Voici maintenant la conclusion de l’article, qui se concentre sur la situation d’Obrador et celle de son gouvernement à venir dans ce contexte de la puissance des cartels et des liens, directs ou indirects, d’Obrador et de son parti avec ces cartels :

« Bien que le nouveau président mexicain, Andrés Manuel López Obrador (AMLO), soit perçu comme un populiste[de gauche] apportant un changement radical par rapport à l’élite mexicaine au pouvoir, son parti a des liens avec des organisations criminelles. AMLO a directement préconisé un certain nombre de politiques qui amélioreront radicalement plutôt que de nuire à la position des cartels.
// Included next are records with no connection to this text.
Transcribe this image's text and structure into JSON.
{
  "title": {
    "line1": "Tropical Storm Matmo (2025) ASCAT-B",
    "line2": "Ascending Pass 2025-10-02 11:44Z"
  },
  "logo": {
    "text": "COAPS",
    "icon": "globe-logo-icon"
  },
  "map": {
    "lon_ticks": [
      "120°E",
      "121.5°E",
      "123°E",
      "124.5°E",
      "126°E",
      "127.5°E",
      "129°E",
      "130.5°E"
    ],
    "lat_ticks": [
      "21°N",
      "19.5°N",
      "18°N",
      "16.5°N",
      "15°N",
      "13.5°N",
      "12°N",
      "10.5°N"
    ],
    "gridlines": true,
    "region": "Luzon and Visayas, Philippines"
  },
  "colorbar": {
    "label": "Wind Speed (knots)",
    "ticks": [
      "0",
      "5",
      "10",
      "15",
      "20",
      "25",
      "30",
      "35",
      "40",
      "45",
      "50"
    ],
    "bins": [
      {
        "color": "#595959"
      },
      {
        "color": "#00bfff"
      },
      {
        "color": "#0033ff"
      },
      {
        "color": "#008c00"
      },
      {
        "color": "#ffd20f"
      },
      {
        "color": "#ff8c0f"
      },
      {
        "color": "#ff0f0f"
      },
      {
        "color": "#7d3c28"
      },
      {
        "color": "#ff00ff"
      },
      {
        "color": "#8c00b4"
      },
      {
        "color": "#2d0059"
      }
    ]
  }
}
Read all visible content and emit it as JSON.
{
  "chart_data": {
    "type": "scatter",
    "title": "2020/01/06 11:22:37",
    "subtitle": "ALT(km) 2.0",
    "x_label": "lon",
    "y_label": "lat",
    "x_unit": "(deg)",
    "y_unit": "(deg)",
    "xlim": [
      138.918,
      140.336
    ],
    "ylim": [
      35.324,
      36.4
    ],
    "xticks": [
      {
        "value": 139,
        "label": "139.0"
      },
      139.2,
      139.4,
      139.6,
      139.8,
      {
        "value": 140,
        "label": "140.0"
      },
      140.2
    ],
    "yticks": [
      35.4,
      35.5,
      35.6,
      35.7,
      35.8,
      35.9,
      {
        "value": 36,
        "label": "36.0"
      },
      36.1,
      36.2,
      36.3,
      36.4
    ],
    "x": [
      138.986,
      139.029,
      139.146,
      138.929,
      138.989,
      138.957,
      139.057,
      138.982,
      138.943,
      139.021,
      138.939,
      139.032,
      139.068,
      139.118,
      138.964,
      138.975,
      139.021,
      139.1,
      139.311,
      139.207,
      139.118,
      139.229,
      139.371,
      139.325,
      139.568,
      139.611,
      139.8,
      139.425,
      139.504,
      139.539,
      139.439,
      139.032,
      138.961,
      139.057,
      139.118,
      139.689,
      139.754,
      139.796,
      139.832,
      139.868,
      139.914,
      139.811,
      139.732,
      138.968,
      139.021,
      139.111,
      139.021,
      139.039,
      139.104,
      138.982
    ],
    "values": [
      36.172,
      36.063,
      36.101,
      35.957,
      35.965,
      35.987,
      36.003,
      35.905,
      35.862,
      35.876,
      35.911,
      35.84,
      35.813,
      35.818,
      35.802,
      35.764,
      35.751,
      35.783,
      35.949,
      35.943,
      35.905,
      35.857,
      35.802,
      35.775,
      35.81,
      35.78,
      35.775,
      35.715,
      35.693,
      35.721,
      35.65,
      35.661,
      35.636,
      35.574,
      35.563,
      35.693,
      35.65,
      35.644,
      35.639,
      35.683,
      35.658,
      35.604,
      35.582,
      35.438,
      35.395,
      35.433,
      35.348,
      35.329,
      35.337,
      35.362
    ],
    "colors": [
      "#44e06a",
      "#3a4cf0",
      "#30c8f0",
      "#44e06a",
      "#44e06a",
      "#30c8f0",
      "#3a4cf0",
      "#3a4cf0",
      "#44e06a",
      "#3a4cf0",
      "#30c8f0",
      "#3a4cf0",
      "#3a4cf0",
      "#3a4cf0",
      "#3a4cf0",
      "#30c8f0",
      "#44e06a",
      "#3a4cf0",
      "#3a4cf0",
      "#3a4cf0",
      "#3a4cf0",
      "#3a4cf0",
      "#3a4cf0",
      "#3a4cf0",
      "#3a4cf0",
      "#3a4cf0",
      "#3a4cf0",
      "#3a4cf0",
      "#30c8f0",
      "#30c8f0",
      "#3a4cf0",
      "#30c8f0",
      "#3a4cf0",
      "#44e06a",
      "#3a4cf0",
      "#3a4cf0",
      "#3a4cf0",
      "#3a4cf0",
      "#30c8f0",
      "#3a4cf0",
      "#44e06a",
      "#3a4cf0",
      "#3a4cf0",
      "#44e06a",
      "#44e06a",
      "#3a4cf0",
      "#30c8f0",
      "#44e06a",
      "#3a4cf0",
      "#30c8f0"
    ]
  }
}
Le Parti de la révolution démocratique (PRD) d’Obrador est décrit par les observateurs comme un “cheval de Troie” depuis de nombreuses années. En 2011, des enregistrements audio ont révélé que le candidat du PRD au poste de gouverneur de Michoacan, Silvano Aureoles, avait reçu 2 millions de dollars du cartel des Templiers. En novembre 2014, l'ancien maire d'Iguala (Mexique), José Luis Abarca, a été arrêté puis inculpé pour enlèvement et meurtre de 43 étudiants mexicains par le cartel Beltrán Leyva. Abarca, qui a ordonné à la police municipale de confier les étudiants à des membres du cartel, était également membre du PRD.

» AMLO a provoqué l'indignation lors de sa campagne en proposant l'idée d'une amnistiepour les responsables du trafic de drogue. Il est membre du Foro de Sâo Paulo, dont font partie des États tels que le Venezuela, où le gouvernement collabore directement avec des groupes de trafiquants tels que le Premier commandement (Primeiro Comando da Capital ou PCC). Les réformes économiques vantées par Obrador ont également l’effet utile d’aider les intérêts des cartels. Le 28 août 2018, Reuters a annoncé qu’un document rédigé par les conseillers d’Obrador détaillait un plan visant à fermer indéfiniment les réserves de pétrole et de gaz du Mexique aux sociétés internationales. Les compagnies pétrolières mexicaines telles que Pemex déclarent perdre plus d'un $milliardpar an au profit des intérêts des cartels, ce qui signifie que les tentatives du gouvernement visant à protéger les groupes étrangers du secteur pétrolier vont permettre au crime organisé de mieux contrôler ces importants intérêts commerciaux.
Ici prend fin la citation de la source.